With More Support, Garner Could Have Brought Detroit Baseball Back -- Six Years Earlier

Phil Garner was hot.

Having stormed out of the dugout, the manager's veins bulged out in his neck as he went face-to-face with the offending umpire. The crowd roared as Garner revved up, eventually grabbing a bat and whacking it on home plate for emphasis.

Whack! Whack!

More crowd roaring.

By this time ejected, Garner did what most managers do when the damage is done: continue to act the fool. And, in front of the hometown crowd, a fool can be cheered as much as a competent.

When he finally marched back to the dugout, his cap off and his hair toussled and smoke shooting out of his ears, the fans at Comerica Park -- all 10,000 or so of them -- stood and applauded and hooted and hollered. It was April, 2001. And Garner had played the April Fool, but entertainingly so.

Garner's tirade, as manager of the Tigers -- which I saw in person -- came to mind as I saw him go off his rocker Monday night as his Astros stumbled against the Tigers. It was largely the same type of performance -- but with a tossed chair added to his repertoire.

There was a time when Garner may have presided over the resurgence of baseball in this town as is now occurring.

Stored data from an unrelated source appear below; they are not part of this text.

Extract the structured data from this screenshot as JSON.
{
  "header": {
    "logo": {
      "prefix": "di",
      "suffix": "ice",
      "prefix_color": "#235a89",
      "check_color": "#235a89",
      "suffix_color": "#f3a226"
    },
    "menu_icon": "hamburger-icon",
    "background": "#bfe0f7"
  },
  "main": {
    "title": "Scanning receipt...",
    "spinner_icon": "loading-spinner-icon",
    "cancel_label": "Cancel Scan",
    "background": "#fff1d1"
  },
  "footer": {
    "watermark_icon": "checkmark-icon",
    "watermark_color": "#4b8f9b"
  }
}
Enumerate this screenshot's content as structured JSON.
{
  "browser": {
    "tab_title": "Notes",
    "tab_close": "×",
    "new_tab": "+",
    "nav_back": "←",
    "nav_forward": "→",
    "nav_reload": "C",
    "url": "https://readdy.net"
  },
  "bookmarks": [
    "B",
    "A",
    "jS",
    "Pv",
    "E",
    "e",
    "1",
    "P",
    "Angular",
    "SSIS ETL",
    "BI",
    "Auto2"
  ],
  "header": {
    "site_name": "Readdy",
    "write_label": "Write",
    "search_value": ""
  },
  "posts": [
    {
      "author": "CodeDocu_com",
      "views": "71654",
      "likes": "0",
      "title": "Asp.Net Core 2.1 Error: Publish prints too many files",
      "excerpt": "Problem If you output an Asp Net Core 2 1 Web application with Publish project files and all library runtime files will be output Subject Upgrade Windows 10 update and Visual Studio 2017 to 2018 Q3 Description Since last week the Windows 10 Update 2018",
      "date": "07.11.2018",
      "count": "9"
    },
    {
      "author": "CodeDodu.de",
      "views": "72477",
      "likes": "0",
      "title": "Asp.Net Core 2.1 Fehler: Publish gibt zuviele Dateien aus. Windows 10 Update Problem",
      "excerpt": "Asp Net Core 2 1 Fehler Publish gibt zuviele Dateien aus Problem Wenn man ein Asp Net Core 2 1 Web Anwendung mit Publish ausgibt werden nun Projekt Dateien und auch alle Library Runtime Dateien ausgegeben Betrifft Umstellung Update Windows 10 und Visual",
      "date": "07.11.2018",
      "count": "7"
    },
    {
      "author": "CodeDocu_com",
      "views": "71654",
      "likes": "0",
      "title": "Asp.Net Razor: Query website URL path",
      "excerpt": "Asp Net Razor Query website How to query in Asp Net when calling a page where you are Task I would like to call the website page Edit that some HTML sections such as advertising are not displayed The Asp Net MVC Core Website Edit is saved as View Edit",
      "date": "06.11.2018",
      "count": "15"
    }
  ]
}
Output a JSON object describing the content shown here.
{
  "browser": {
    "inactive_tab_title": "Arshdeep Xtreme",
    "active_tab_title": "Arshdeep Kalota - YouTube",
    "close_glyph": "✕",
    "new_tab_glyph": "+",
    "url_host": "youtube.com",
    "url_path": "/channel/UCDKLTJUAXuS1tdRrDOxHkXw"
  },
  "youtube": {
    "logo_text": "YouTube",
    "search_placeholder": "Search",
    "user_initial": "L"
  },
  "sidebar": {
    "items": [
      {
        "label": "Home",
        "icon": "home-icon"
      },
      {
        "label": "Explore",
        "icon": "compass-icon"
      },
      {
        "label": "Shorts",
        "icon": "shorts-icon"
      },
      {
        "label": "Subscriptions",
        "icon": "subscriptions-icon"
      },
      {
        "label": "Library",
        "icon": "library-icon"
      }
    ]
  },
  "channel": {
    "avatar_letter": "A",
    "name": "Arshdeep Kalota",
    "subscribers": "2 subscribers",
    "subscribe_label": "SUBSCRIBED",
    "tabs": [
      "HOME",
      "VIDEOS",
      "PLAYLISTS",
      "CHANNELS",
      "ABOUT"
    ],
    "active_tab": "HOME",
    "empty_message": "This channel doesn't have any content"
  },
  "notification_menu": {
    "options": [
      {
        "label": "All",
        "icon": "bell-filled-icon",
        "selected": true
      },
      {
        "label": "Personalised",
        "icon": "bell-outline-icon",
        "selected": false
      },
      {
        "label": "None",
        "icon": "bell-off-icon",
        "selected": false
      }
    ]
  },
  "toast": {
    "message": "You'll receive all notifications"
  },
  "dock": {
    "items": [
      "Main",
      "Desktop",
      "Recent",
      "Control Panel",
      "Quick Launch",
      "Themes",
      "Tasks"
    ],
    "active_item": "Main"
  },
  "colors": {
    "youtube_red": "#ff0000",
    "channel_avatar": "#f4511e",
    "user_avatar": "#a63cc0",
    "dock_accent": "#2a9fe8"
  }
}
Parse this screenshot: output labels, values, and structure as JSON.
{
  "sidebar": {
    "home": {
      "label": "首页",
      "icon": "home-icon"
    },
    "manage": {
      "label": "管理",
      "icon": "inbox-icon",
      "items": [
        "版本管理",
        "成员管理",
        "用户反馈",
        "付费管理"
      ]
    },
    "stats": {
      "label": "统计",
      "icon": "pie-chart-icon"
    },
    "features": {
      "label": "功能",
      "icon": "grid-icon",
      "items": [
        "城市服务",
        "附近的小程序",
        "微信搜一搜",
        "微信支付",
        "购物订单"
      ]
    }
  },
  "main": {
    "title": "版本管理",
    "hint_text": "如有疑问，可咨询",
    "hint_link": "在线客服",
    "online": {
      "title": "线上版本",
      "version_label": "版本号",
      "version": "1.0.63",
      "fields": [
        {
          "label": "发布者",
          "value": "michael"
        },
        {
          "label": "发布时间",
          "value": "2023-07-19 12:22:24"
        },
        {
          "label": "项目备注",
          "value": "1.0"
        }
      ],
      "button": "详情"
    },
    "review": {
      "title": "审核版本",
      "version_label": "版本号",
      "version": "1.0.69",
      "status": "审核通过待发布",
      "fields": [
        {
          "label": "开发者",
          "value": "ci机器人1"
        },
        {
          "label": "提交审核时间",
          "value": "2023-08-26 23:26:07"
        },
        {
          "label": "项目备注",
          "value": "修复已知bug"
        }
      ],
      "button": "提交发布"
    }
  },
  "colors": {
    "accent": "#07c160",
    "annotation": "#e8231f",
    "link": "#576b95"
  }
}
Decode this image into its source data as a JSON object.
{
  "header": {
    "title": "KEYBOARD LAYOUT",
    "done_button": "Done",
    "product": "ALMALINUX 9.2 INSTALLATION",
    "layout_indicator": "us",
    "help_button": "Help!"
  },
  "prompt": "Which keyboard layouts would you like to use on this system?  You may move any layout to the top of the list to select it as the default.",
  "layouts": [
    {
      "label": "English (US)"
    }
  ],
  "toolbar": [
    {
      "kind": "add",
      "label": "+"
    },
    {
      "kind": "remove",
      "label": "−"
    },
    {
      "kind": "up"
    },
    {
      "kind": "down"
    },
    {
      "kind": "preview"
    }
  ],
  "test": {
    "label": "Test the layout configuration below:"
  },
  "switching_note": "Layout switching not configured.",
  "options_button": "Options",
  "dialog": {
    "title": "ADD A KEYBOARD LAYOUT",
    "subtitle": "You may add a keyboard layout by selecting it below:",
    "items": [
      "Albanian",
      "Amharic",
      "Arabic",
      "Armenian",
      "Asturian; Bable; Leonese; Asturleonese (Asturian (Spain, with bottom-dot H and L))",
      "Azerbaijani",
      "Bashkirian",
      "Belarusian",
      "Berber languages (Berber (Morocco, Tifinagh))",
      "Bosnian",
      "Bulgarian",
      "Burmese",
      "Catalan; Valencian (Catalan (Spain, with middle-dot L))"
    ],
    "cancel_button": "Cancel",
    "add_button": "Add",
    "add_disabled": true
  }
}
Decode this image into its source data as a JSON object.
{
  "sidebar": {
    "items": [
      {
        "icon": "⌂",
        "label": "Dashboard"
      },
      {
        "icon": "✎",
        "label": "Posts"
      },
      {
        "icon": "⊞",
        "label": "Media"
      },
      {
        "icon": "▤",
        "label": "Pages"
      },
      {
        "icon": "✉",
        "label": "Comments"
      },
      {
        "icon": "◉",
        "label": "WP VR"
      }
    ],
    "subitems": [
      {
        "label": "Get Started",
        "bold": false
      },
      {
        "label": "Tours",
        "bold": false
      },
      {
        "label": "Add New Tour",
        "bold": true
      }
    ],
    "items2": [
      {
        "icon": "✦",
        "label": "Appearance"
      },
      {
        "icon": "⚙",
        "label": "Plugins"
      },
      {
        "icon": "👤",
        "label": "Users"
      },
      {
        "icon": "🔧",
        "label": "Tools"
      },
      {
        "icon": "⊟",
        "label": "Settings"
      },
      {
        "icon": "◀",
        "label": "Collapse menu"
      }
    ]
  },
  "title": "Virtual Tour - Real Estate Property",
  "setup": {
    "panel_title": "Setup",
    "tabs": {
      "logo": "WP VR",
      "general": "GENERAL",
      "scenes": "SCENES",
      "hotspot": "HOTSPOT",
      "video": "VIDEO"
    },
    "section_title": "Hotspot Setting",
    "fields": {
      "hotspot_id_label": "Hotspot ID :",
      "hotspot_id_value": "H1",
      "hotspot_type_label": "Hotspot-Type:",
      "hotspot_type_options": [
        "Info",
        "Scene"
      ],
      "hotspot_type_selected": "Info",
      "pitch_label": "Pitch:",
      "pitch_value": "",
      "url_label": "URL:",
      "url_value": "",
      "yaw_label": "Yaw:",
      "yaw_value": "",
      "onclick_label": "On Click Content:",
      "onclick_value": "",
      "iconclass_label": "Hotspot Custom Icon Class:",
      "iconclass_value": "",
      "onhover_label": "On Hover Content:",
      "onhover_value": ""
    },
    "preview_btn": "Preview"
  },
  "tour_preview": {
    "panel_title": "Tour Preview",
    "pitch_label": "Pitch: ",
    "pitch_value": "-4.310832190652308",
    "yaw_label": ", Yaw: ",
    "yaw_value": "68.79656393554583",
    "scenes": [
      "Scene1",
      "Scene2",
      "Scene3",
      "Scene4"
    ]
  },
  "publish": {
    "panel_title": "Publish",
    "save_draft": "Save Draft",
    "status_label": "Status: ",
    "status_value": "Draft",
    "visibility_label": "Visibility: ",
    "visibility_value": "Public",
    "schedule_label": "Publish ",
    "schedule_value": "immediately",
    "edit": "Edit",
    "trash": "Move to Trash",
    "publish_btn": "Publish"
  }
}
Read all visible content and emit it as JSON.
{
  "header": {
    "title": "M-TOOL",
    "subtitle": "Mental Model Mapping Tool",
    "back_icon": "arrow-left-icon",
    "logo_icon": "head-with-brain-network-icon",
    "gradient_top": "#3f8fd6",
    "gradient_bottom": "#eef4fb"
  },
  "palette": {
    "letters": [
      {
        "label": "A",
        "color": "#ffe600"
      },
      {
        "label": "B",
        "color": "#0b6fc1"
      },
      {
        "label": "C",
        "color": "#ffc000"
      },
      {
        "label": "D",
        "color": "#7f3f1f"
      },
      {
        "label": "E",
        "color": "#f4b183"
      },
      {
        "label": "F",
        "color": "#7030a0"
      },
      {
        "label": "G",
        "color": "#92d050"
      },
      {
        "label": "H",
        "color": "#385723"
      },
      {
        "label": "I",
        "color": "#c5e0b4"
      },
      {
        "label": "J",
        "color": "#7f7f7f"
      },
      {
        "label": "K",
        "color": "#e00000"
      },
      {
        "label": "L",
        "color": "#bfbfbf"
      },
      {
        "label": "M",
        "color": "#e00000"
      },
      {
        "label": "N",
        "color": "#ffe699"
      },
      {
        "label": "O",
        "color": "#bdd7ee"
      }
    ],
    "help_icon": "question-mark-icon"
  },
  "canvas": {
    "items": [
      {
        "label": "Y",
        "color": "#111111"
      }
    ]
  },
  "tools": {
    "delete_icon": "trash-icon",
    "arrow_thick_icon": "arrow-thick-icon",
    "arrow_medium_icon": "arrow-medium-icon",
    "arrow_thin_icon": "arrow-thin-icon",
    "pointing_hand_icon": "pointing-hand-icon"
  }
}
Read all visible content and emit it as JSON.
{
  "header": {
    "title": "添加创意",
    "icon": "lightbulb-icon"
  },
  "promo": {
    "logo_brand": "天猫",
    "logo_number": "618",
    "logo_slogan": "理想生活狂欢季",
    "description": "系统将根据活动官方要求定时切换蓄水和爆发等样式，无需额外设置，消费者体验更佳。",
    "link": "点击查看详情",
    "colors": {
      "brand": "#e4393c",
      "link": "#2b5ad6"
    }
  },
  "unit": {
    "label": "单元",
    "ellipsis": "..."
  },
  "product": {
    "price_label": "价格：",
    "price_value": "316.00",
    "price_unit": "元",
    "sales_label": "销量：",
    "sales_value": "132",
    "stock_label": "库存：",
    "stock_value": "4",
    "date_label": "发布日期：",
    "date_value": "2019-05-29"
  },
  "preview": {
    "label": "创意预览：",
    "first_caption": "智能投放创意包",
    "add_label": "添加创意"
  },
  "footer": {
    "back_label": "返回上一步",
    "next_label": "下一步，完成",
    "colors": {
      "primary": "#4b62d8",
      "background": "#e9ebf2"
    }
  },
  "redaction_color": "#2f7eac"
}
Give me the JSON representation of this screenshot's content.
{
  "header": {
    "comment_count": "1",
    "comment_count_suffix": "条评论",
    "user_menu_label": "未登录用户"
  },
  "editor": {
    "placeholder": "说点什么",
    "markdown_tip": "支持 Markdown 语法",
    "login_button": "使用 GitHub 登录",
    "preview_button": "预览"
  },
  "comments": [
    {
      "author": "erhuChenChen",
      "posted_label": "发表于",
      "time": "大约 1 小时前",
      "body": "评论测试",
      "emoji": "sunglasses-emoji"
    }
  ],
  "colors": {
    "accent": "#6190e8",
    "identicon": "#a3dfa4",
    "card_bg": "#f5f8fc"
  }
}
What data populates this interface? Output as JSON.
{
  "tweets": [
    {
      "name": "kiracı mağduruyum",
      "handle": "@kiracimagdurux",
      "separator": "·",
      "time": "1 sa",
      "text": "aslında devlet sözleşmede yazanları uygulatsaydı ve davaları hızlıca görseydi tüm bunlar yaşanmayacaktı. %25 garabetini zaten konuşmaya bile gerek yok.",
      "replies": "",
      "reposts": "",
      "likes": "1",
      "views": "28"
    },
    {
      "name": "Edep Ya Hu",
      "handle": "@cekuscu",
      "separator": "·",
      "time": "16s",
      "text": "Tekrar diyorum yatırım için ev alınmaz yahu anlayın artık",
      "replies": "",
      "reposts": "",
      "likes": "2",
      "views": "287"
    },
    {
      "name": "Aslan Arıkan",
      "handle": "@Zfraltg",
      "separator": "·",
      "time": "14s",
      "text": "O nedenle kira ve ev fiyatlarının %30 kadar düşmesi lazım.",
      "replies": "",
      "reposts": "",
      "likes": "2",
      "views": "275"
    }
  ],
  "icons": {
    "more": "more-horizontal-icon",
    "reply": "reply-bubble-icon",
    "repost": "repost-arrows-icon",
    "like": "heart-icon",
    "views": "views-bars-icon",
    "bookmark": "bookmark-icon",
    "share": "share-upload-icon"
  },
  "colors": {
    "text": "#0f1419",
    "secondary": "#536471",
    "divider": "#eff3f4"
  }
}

Hired to manage the Tigers before the 2000 season, Garner had plenty of ideas, many of which were encouraged and precipitated by team management. There would be a brand new ballpark -- Comerica Park. There would be a brand new superstar -- Juan Gonzalez. There would be a nifty, Japanese pitcher -- Hideo Nomo. And there would be money spent, the business suits told Garner. It was a welcome message, after spending several seasons managing the cash-strapped Milwaukee Brewers.

But it never occurred, the resurgence. It never came close. The Tigers flirted with wild card contention in early September, but their chances were about as real as Joan Rivers' face. Gonzalez, in the final year of his contract, never intended to re-sign in Detroit, despite GM Randy Smith's courtship. Nomo was a bust. And the promised money all seemed to go toward the Gonzalez fund, for nothing of note was spent on trying to lure anyone else to Detroit.

Early in the 2002 season, the team winless after a week, Garner got the ziggy. No resurgence. Just regurgitation.

"I would have loved to be a part of what's happening here," Garner said the other night after the Tigers whipped his team. "But it never worked out."

No, maybe not here. But Garner came back to town Monday as manager of the defending NL champ Astros. His team got swept in the World Series, but it got there. So there was a resurgence, after all -- Phil Garner's resurgence.

Still, he sounded almost wistful when speaking about his time in Detroit.

"Here, you have an entire state behind you. Millions of people. This is a sports state. You always have the full support of the people here."

Trouble was, Garner never had the full support of ownership while he managed in Detroit. The fans are great, but they can't make the necessary trades nor sign the needed free agents.

Though they'll tell you how it should be done. Always, that's been true.

1 Comments:

Blogger Ozz said...

When the Tigers hired Garner, even though he wasn't a huge success in Milwaukee, I thought he was a decent choice.

In hindsight, is sure is a good thing that Juan Gone never took that huge contract he was offered.